Manmohan asks RBI to rein in inflation

April 01, 2010 08:33 pm | Updated November 28, 2021 08:50 pm IST - Mumbai

Prime Minister Manmohan Singh. File photo

Prime Minister Manmohan Singh. File photo

Prime Minister Manmohan Singh on Thursday asked the Reserve Bank of India (RBI) to keep inflation under check, ensure stability of the financial sector and meet financial intermediation to get back the Indian economy on the high growth path and ensure inclusive growth.

“As we pursue our objective of achieving rapid and inclusive growth, our monetary and financial policies must be guided by three objectives. First, they must ensure that inflation is kept under control since it hurts the common man the most and also distorts economic signals. Second, they must ensure stability of the banking and financial sector since otherwise we run the risk of experiencing financial crises which always impose high costs. Third, they must meet the financial intermediation needs of rapid and inclusive growth,” said Dr. Singh, while speaking at the function to mark the Final Platinum Jubilee of the RBI here.

Dr. Singh asserted that the Indian economy would have a 9 per cent growth by 2011-12, i.e. the end of the 11th Five Year Plan. The Prime Minister has also directed the Planning Commission to explore the feasibility of achieving 10 per cent growth in the 12th Five Year Plan.

Acknowledging that the monetary policies cannot achieve their objective without a stable macro-economic environment, Dr. Singh said the government was committed to containing the fiscal deficit. It had increased measures for countering the effects of global crisis in the last two years.

“We allowed a large increase in the fiscal deficit in the past two years as we responded to the global crisis. This must now be reversed. We are therefore, firmly committed to bringing the economy back to a fiscally sustainable path. This involves a reduction in the fiscal deficit from 6.8 per cent of GDP in 2009-10 to 5.5 per cent in 2010-11 with a further reduction in the next two years reaching 4.1 per cent in 2012-13,” Dr. Singh said.

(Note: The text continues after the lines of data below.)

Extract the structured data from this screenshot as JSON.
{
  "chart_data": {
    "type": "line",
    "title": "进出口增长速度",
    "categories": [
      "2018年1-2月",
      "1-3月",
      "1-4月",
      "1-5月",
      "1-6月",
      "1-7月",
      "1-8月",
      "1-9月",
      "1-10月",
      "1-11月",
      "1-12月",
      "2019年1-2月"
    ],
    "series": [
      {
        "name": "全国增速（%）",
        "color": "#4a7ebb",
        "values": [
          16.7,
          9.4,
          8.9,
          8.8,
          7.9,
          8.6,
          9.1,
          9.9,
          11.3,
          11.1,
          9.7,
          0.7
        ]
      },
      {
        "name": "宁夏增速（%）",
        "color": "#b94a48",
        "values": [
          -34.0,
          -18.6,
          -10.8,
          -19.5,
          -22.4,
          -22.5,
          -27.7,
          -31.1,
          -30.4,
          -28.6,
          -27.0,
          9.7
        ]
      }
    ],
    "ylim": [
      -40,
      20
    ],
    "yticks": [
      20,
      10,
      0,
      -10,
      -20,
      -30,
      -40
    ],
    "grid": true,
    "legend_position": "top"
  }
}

He said the current government policy of calibrated opening of the capital account would continue in view of its success in the current macro-economic scenario.

“In fact, in an economy open to capital flows, monetary discipline in the face of fiscal imbalances can lead to a rise in interest rates triggering excessive capital inflows, which in turn put pressure on the exchange rate, making the task of macro-management that much more difficult. This is the well known problem of the impossible trinity or trilemma. In an economy with capital mobility you cannot simultaneously have exchange rate stability and an independent monetary policy.”

Finance Minister Pranab Mukherjee said the government aimed at moving towards a modern, financial system with appropriately strengthened and autonomous regulators and central bank.